Je viens te chercher jusqu'ici, puisque
tu m'oublies. Tu crois donc que des prières isolées, mon nom prononcé,
suffiront à l'apaisement de ma peine. Non, cent fois non. Je rugis de
douleur ; j'erre sans repos, sans asile, sans espoir, sentant l'éternel
aiguillon du châtiment s'enfoncer dans mon âme révoltée. Je ris quand
j'entends vos plaintes, quand je vous vois abattus. Que sont vos pâles
misères ! que sont vos larmes ! que sont vos tourments que le sommeil
suspend ? Est-ce que je dors, moi ? je veux, entends-tu ? je veux que
laissant tes dissertations philosophiques, tu t'occupes de moi ; que tu
en fasses occuper les autres. Je ne trouve pas d'expressions pour
peindre l'angoisse de ce temps qui s'écoule, sans que les heures en
marquent les périodes. A peine si je vois un faible rayon d'espérance,
et cette espérance c'est toi qui me l'as donnée ; ne m'abandonne donc
pas.
Claire.
IV
Nota.
La
communication suivante n'est point du même Esprit ; elle est d'un Esprit
supérieur, notre guide spirituel, en réponse à la demande que nous lui
avons faite de vouloir bien nous dire son opinion sur celles qui
précèdent.
Ce tableau n'est que trop vrai, car il n'est
nullement chargé. On me demandera peut-être ce qu'a fait cette femme
pour être si misérable ! A-t-elle commis quelque crime horrible ?

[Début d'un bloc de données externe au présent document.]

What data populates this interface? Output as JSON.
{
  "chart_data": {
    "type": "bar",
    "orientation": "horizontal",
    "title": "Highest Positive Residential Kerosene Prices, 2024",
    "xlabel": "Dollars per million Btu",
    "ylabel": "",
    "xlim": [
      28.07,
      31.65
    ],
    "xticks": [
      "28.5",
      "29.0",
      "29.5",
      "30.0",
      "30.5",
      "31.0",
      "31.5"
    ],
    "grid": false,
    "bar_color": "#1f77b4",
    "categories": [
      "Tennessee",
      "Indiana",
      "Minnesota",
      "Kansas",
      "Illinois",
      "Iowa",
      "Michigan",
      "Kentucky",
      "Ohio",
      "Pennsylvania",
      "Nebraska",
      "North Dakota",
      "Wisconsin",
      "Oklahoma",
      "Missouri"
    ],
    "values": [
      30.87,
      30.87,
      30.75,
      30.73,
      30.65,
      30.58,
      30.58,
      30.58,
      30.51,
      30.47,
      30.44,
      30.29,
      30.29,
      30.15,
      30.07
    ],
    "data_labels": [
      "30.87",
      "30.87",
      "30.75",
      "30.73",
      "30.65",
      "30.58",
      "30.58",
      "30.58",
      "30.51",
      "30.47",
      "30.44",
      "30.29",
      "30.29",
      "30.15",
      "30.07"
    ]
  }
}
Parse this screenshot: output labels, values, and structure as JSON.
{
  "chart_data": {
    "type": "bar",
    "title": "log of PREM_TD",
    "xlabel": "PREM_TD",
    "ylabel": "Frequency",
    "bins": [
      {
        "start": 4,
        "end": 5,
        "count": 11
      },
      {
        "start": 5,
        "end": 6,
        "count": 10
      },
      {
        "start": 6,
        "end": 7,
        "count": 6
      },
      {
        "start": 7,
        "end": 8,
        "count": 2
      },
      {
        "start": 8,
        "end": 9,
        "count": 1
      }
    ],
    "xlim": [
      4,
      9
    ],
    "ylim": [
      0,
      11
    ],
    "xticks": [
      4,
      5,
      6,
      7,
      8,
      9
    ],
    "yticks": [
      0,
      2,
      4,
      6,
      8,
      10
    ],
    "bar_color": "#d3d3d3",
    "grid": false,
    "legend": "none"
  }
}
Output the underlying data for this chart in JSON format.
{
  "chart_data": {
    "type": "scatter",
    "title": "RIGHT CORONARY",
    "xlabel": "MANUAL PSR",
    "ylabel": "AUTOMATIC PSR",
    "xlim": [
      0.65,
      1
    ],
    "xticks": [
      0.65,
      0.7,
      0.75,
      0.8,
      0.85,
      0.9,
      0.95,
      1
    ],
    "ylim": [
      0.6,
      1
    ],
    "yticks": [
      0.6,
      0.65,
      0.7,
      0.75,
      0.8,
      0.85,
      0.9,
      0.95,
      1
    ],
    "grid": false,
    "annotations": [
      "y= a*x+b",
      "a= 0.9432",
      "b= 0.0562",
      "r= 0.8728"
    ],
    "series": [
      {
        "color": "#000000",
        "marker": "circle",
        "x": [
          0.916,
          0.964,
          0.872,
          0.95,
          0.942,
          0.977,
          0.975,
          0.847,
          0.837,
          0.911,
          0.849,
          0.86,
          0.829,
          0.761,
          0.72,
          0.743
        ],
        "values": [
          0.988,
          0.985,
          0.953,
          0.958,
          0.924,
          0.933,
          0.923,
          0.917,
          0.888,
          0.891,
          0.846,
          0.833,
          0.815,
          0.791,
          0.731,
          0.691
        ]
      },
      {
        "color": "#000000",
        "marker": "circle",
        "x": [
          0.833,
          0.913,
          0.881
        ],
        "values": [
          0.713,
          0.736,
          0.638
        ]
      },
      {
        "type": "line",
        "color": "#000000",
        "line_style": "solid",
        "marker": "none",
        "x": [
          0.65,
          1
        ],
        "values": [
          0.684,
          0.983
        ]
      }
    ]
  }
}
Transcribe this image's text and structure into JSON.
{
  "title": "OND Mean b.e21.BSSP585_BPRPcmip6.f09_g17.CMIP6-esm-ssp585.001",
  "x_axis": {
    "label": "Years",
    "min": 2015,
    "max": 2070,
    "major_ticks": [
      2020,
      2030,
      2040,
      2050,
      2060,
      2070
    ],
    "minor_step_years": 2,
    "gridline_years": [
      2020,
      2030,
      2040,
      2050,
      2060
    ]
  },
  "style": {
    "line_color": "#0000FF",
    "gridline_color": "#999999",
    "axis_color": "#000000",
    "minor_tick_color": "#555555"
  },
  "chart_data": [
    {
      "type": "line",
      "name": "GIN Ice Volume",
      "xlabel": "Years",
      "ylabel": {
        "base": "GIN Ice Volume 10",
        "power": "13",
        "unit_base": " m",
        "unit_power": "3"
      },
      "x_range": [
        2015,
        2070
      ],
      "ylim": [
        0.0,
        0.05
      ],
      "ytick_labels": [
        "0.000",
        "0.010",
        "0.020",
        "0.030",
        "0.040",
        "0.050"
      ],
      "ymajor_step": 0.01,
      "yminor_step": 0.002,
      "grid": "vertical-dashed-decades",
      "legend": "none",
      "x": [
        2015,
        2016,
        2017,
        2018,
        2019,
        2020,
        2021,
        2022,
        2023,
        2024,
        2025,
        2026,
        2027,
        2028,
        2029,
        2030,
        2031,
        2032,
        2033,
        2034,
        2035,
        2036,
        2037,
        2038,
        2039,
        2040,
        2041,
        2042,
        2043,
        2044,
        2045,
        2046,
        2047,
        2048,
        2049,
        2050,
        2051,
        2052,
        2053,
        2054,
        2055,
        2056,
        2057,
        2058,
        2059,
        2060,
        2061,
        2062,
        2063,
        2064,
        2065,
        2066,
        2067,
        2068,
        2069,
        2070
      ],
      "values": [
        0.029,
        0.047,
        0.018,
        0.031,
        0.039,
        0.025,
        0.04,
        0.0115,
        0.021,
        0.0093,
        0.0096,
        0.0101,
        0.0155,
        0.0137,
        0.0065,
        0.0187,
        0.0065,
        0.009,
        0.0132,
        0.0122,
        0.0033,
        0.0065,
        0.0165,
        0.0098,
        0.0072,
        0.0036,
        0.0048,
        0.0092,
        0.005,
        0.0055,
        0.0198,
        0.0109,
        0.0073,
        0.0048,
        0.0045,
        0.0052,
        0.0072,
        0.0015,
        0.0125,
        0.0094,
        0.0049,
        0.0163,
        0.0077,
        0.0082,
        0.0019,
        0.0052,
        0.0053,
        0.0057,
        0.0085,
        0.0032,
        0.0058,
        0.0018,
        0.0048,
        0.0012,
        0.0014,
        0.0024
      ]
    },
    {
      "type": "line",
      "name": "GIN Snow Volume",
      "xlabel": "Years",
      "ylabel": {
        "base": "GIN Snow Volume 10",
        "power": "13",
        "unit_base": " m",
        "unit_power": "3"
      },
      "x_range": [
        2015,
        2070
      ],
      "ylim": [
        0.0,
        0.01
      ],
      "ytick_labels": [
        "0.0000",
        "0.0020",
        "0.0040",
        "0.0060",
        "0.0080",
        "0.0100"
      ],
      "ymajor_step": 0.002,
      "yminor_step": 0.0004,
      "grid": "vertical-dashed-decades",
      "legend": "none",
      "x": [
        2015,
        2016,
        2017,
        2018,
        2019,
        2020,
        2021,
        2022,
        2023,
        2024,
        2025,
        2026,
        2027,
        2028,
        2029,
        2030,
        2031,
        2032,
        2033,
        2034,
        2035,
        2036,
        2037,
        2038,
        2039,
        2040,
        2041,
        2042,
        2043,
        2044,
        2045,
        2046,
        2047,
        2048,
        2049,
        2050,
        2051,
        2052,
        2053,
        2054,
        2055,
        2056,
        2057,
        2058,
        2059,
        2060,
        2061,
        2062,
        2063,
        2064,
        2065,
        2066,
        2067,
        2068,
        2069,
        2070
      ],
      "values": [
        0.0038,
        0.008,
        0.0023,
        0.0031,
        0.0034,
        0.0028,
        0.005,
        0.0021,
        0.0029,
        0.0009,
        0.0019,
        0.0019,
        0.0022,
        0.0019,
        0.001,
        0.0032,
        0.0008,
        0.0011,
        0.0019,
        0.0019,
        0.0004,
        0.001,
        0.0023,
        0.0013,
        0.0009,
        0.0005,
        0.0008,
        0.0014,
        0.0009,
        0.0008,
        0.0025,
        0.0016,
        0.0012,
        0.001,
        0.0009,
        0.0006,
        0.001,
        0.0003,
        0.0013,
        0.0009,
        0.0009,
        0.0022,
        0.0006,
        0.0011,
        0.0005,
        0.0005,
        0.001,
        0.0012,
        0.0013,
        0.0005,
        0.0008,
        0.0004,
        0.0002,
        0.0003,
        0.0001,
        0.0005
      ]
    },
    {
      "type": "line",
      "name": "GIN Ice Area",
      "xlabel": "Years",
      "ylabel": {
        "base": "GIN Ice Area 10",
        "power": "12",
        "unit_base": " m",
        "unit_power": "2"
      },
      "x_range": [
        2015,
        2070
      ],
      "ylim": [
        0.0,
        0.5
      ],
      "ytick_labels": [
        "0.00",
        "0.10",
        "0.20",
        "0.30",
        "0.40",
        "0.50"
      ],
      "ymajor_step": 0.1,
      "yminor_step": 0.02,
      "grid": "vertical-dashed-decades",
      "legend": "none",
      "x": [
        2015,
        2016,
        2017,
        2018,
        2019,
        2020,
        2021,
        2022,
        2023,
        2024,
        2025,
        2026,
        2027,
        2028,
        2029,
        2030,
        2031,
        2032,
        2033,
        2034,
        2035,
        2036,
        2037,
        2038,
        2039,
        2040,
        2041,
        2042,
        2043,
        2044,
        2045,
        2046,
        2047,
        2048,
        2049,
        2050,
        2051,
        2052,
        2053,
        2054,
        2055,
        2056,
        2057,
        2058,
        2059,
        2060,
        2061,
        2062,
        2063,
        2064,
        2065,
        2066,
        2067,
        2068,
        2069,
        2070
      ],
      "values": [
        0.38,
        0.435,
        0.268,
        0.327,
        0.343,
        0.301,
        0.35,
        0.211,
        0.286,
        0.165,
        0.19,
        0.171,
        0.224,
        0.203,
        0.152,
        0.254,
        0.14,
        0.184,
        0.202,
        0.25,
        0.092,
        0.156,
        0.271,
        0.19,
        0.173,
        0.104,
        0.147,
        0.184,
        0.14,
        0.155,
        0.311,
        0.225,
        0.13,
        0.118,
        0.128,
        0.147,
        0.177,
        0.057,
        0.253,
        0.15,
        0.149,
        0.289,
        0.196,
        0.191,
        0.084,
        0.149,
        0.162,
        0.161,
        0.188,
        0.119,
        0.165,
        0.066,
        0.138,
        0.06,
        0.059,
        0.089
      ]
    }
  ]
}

a-t-elle volé, assassiné ? Non ; elle n'a rien fait qui ait mérité la
justice des hommes. Elle s'amusait au contraire de ce que vous appelez
le bonheur terrestre : beauté, fortune, plaisirs, adulations, tout lui
souriait, rien ne lui manquait, et l'on disait en la voyant : Quelle
femme heureuse ! et l'on enviait son sort. Ce qu'elle a fait ? elle a
été égoïste ; elle avait tout, excepté un bon cœur. Si elle n'a pas
violé la loi des hommes, elle a violé la loi de Dieu, car elle a méconnu
la charité, la première des vertus. Elle n'a aimé qu'elle-même :
maintenant elle n'est aimée de personne ; elle n'a rien donné : on ne
lui donne rien ; elle est isolée, délaissée, abandonnée, perdue dans
l'espace où personne ne pense à elle, personne ne s'occupe d'elle, c'est
ce qui fait son supplice. Comme elle n'a recherché que les jouissances
mondaines, et qu'aujourd'hui ces jouissances n'existent plus, le vide
s'est fait autour d'elle ; elle ne voit que le néant, et le néant lui
semble l'éternité. Elle ne souffre pas des tortures physiques ; les
diables ne viennent pas la tourmenter ; mais, cela n'est pas nécessaire :
elle se tourmente elle-même, et elle souffre bien davantage, car ces
diables seraient encore des êtres qui penseraient à elle. L'égoïsme a
fait sa joie sur la terre : il la poursuit ; c'est maintenant le ver qui
lui ronge le cœur : c'est son véritable démon.
Ah ! si les
hommes savaient ce qu'il en coûte d'être égoïste ! Dieu pourtant vous
l'apprend tous les jours, car s'il envoie tant d'Esprits égoïstes sur la
terre, c'est afin que, dès cette vie, ils se punissent les uns par les
autres, et qu'ils comprennent mieux, par le contraste, que la charité
est le seul contrepoison de cette lèpre de l'humanité.